O Galaxy S distinguiu-se da concorrência através do seu ecrã Super AMOLED e o processador Hummingbird a 1 GHz, dois componentes que não estavam disponíveis em mais nenhum terminal.



As dificuldades de satisfazer a procura que os ecrãs AMOLED e Super AMOLED estão a registar, tal como o facto da Apple ter absorvido 50% da sua capacidade de produção de processadores, colocou a empresa coreana numa situação complicada. Por muito interessante que seja manter a cadência de produção e venda do galaxy S, a companhia coreana é, antes de mais, um dos maiores fornecedores de componentes electrónicos e não deseja comprometer a sua reputação nesse campo por causa do ‘negócio dos telemóveis’.
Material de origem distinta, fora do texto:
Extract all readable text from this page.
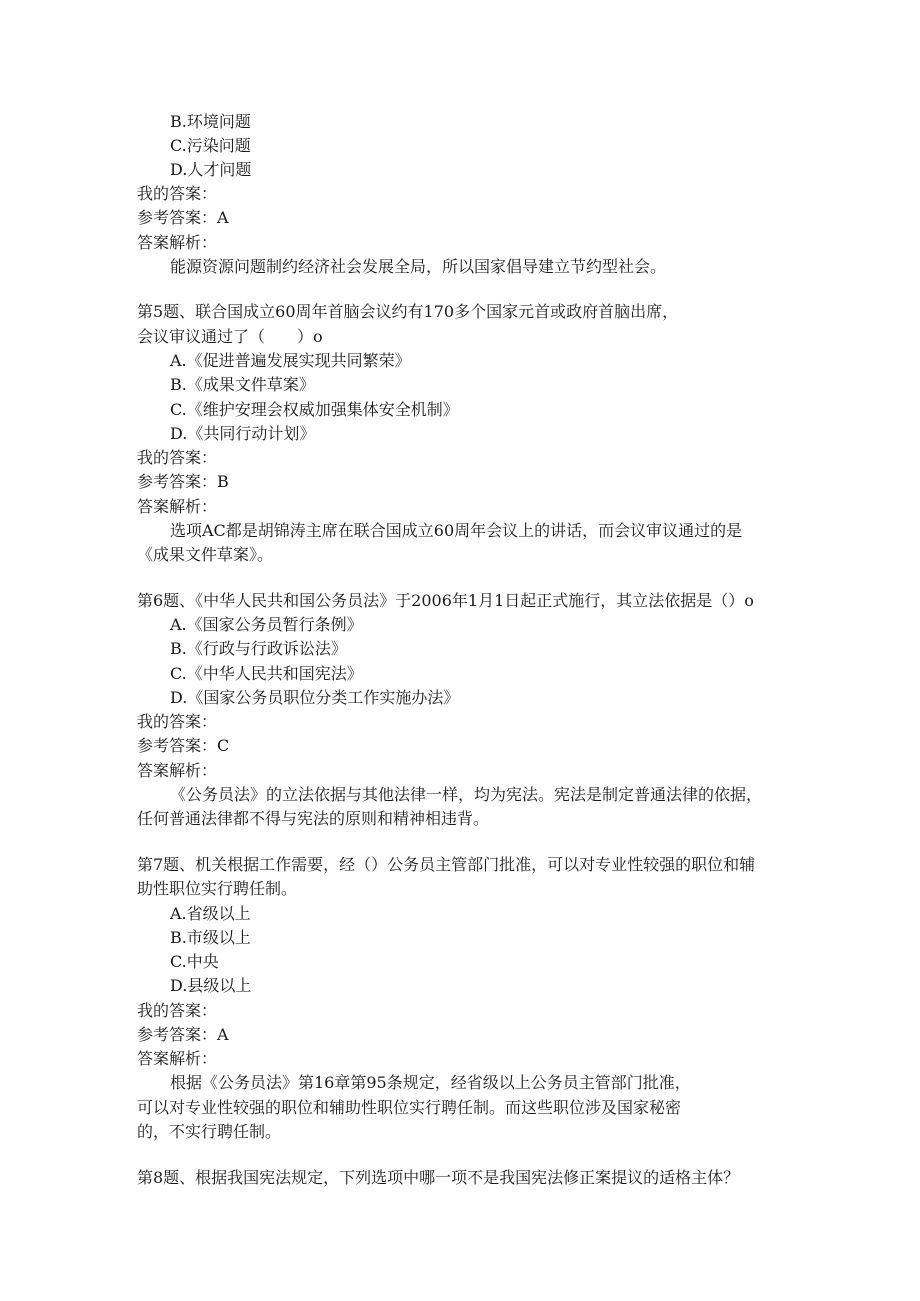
B.环境问题
C.污染问题
D.人才问题
我的答案：
参考答案：A
答案解析：
能源资源问题制约经济社会发展全局，所以国家倡导建立节约型社会。
第5题、联合国成立60周年首脑会议约有170多个国家元首或政府首脑出席，
会议审议通过了（　　）o
A.《促进普遍发展实现共同繁荣》
B.《成果文件草案》
C.《维护安理会权威加强集体安全机制》
D.《共同行动计划》
我的答案：
参考答案：B
答案解析：
选项AC都是胡锦涛主席在联合国成立60周年会议上的讲话，而会议审议通过的是
《成果文件草案》。
第6题、《中华人民共和国公务员法》于2006年1月1日起正式施行，其立法依据是（）o
A.《国家公务员暂行条例》
B.《行政与行政诉讼法》
C.《中华人民共和国宪法》
D.《国家公务员职位分类工作实施办法》
我的答案：
参考答案：C
答案解析：
《公务员法》的立法依据与其他法律一样，均为宪法。宪法是制定普通法律的依据，
任何普通法律都不得与宪法的原则和精神相违背。
第7题、机关根据工作需要，经（）公务员主管部门批准，可以对专业性较强的职位和辅
助性职位实行聘任制。
A.省级以上
B.市级以上
C.中央
D.县级以上
我的答案：
参考答案：A
答案解析：
根据《公务员法》第16章第95条规定，经省级以上公务员主管部门批准，
可以对专业性较强的职位和辅助性职位实行聘任制。而这些职位涉及国家秘密
的，不实行聘任制。
第8题、根据我国宪法规定，下列选项中哪一项不是我国宪法修正案提议的适格主体？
A solução poderá passar pela substituição dos dois componentes chave do Galaxy S, no fundo aqueles cuja produção é insuficiente para satisfazer as encomendas, por alternativas mais comuns. O ecrã Super AMOLED dará lugar a um Super Clear LCD, com as mesmas dimensões e resolução, e o processador Hummingbird será substituído por um Texas Instruments OMAP 3630 a 1 GHz.
Os componentes escolhidos continuam a ser de boa qualidade, para que a imagem do Galaxy SL não seja prejudicada, mas na prática não são tão competentes como os que são produzidos pela própria Samsung.

Outros dos componentes que foi revisto foi a bateria, que passa a dispor de uma capacidade de 1650 mAh, forçando o terminal a ‘engordar’ mais meio milímetro. Espera-se que a adopção de componentes ‘menos nobres’ possa ter um impacto positivo no preço final do terminal e alargar ainda mais a sua liderança no segmento Android.